Prepare the rice according to package instructions. Set aside.
Add the cashews to a small, heat-proof bowl and cover them with boiling water. Let these soak while you prepare the rest of the recipe.
Either in the microwave or on the stovetop, thaw the frozen edamame and set aside.
Core the cabbage, and using a mandolin, slice it as thinly as possible.
Chiffonade cut the basil and mint, reserving a few leaves for garnish.
Add the cabbage, edamame, and herbs to a large bowl. Grate in about 2 teaspoons of lemon zest.
Halve the lemon and place a small pan over medium heat. Char the lemon by cooking it on the pan, cut side down, for 4-5 minutes or until it is dark and almost burnt looking. Remove from the pan.

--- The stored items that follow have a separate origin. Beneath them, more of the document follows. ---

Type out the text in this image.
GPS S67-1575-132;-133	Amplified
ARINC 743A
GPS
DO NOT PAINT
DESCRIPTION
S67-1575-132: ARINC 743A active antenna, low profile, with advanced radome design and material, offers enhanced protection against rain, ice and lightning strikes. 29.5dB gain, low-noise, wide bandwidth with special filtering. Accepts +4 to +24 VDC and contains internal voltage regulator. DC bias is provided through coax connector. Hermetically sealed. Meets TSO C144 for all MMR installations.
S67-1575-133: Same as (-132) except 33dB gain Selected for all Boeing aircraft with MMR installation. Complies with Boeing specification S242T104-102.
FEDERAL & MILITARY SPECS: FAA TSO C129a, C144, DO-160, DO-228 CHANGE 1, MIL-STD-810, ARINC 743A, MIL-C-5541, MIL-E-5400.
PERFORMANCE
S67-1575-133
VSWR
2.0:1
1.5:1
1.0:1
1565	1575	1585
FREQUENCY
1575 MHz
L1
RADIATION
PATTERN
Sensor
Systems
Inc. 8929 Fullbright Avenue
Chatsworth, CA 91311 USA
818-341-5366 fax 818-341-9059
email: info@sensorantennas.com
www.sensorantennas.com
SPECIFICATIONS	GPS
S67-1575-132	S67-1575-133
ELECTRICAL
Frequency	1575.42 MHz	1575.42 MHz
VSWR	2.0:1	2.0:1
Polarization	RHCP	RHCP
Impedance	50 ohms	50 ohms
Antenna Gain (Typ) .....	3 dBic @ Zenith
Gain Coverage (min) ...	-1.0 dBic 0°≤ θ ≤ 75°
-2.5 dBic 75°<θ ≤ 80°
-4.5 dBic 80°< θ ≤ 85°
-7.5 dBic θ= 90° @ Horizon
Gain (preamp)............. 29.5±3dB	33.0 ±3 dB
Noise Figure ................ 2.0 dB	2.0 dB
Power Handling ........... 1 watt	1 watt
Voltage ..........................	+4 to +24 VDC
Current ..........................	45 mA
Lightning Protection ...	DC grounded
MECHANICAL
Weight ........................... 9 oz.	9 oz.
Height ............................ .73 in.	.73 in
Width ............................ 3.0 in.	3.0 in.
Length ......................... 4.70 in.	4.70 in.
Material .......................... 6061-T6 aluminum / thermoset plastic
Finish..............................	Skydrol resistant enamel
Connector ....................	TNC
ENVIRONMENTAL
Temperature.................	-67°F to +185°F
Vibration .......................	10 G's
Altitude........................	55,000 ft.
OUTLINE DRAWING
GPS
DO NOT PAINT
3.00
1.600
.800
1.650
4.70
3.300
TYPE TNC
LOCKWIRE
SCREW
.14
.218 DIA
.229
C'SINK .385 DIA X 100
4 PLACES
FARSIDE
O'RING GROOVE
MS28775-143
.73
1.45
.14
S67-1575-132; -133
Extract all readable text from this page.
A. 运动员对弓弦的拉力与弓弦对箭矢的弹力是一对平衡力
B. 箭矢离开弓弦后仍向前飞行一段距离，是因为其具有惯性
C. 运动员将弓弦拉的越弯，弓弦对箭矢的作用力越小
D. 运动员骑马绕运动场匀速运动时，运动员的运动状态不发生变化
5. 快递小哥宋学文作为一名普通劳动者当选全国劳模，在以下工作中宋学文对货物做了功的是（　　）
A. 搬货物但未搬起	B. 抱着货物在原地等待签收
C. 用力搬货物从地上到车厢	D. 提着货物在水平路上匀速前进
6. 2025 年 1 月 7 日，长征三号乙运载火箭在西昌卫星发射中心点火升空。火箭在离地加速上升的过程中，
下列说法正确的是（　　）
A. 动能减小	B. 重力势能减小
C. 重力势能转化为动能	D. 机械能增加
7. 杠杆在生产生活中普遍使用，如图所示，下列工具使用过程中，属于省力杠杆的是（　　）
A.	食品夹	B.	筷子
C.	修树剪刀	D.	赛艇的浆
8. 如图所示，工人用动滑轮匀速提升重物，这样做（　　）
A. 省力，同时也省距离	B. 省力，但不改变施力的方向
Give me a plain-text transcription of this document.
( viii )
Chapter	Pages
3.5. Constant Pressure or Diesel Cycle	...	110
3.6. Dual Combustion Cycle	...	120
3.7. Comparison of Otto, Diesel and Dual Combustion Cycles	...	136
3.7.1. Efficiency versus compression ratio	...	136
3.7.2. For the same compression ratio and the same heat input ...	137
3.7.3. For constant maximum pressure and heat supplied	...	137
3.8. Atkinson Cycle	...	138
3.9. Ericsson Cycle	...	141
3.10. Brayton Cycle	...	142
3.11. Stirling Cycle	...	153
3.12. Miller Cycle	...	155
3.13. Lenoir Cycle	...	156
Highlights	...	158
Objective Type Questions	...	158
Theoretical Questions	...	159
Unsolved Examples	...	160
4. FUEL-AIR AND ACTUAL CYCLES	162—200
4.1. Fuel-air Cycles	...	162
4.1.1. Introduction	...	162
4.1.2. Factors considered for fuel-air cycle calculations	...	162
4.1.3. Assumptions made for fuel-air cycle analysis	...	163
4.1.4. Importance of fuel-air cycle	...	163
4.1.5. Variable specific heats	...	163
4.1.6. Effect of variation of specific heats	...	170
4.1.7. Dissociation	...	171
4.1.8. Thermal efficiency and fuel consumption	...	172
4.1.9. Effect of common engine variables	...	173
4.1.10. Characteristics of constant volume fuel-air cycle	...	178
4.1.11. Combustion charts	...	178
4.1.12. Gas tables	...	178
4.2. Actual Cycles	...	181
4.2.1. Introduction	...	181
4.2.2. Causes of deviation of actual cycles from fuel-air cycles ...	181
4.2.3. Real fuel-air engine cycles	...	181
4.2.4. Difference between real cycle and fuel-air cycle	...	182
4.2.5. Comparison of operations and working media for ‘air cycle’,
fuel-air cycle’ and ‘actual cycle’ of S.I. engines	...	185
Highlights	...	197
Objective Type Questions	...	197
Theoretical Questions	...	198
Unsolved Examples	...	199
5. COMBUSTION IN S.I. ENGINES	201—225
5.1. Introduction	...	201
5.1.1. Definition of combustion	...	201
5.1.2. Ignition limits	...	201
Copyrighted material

Scoop the charred lemon's insides into a small blender, trying to remove the seeds as you go. Drain the soaking cashews and add them into the blender along with 1/4 teaspoon red pepper flakes, 1/4 teaspoon of salt, a generous amount of black pepper, and 1/2 cup of cool water. Blend until smooth and season with salt and pepper as desired. Depending on your tastes, this might need a lot of salt to balance out the lemon!
Pour all of this dressing over the cabbage salad. Toss everything to coat. Add in red pepper flakes and black pepper flakes as desired.
To serve, portion the rice into four bowls, then top with a generous serving of slaw. Using a microplane or zester, grate the walnuts on top, it should look like parmesan cheese. Top with herbs to garnish, then serve.